Last night in a tournament, in the first round, a player went all in, with a pair of 10’s. I called with AK off, and managed to snag a straight. He proceeded to round on me, calling me a straight-chaser. I got the impression that he thought I had no right to call with that hand. Thoughts?
Anything goes in poker. In my opinion you had every right to call. I have seen players call with a 7,2 o and win the hand…anything goes. He was a sore loser. You had a nh.
10-10 guy clearly has no idea about odds, you were only slight underdog. You can hit an Ace or a King to beat him or indeed the (fortunate) straight so take no notice of his ill informed rudeness. If you think risking your tournament life is worth the chance to double up on what was effectively a coin toss then go for it.
In the first round I would say he is the idiot for going all in with 10s when he is dominated by so many hands. Fair enough if its towards the endgame and there are short stacks and its fold or shove .
Unless I`m facing a super nit who will probably have rockets, most of the time I will call an all in with big slick
Very rude and unsportsmanlike behaviour. Personally I consider both moves - pre-flop all-in with tens and calling with AK off - to be unwise, but I appreciate that others (most players, come to think of it) have a higher risk appetite than me. In either case, there’s no justification for commenting on the plays in question as they both seem normal poker moves. Shoving with rubbish and calling with rubbish, of course, is a different matter. But even then, I wouldn’t make a silly comment. I have made silly comments myself in the past, I must admit, but not for something like this and never after a bad defeat.
Would agree. In the early rounds of a tournament the blinds are low and there is no point in shoving to win a small pot. With TT any hand that calls you is either going to be a pocket pair or two overcards. If you are lucky you may get called by AT. But not worth risking all your chips.
With AK off suit I would probably fold in that situation, because, again, why risk all your chips at the start of a tournament in what is probably about 45% in your favor unless your opponent has AQ. I prefer to build a stack in the early rounds by putting in meaty raises against limpers when I have a hand that has potential to make the nuts, or if I have a very high pair. Usually all the limpers will call, and then when the flop hits you, you win a nice-sized pot worth several times your initial speculative investment.

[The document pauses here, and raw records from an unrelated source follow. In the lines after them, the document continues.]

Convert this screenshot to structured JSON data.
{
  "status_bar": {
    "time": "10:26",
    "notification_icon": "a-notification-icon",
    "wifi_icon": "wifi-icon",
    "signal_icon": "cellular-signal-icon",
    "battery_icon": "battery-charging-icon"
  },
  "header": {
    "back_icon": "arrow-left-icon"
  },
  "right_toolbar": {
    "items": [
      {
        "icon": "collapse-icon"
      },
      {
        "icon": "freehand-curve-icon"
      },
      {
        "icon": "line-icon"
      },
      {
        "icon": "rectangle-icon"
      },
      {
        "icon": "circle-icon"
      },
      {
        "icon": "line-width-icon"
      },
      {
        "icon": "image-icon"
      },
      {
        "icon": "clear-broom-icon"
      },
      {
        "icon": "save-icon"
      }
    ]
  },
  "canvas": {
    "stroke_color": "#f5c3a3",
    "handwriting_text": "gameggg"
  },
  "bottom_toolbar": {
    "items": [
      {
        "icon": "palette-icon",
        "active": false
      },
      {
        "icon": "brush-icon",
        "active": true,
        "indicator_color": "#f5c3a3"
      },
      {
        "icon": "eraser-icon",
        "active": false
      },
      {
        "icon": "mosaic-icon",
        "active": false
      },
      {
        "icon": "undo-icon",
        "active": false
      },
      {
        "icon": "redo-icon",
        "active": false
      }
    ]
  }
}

Even in the highest buy-in tournaments people who should know better get a bit overexcited. Just tonight in the 1-million buy-in a small stack had an amazing series of lucky breaks in all-ins and went from a microstack to a medium stack, but then was whining when his AJ got nailed by A7 on the river and he was eliminated. (No I would not have risked half my stack by unnecessarily calling a preflop shove with A7, but there you go.)

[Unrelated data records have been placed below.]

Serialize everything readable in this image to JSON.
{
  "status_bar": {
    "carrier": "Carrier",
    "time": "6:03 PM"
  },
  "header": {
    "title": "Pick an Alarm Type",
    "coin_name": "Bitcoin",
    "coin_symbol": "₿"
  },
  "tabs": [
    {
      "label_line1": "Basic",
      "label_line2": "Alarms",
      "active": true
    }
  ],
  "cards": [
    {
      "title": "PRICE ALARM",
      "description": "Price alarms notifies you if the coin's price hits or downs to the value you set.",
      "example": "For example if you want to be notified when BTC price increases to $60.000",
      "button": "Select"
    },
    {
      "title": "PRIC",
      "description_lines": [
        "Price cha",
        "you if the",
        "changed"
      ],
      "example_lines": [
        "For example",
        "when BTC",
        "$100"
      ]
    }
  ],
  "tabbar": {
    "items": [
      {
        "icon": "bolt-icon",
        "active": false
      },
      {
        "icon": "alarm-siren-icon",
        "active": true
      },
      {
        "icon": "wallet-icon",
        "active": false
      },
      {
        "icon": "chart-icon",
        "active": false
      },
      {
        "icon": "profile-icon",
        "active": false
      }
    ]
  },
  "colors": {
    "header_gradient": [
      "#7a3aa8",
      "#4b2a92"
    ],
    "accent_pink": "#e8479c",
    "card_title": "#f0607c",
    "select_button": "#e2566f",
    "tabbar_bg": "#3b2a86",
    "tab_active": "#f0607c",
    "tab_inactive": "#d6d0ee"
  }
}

No it is not good etiquette to complain, but people get overexcited sometimes.
Hi, sadly this is a standard reaction. Without looking up the hand, due to the ‘chase’ comment I expect they were upset because you apparently caught the river card, as though the final card was the only way to win.
When two players are all-in pre flop, the 5 board cards are the SAME event.
If you have AK vs 10,10 and AK goes ahead after the first 3 cards and a 10 appears on the last card shown, it was still a race between two hands which started close to 50/50.
Broadly I agree with what you say, except that the odds for Ace King unsuited versus pocket tens are about 42.5% which is significantly less than 50%.
I know that a lot of people think this is nitpicking about small numbers, but I think it becomes a relevant factor in tournaments, because your chances of winning two or three 42.5%ers in a row is not that great, so it is something that you should reserve for situations where you are getting blinded out and need to double to stay competitive, or perhaps in situations on the final table when you are trying to knock out a small stack to move up in the money, but can survive a loss.
Having said that, the situation where a pair makes trips on the river, only for the river card to give the opponent a straight or a flush is not uncommon.
Far too many players do not count the outs correctly, particularly if there is a potential flush draw on the board when an open-ended straight may only have 6 outs instead of eight. In any situation where you have outs to make sure that all of the outs are real outs.
A pair of tens has good odds against AK, because since any straight must contain a 5 or a 10, the pair of tens reduces the chances of AK making Broadway, however the arrival of the third 10 opens doors onto Broadway.
Kind of classic bad form, complaining about someone else’s “bad play” because there was one point in the hand where you were ahead, but at the same time this is essential poker. I think a lot of people like poker because they get emotionally involved, and the swing from thinking they were going to win to losing generates a rage reaction. If it is a tournament, sadly they can’t stick around to lose more chips.
He is a fool. If you think you have a good hand, you should follow through until you win or not.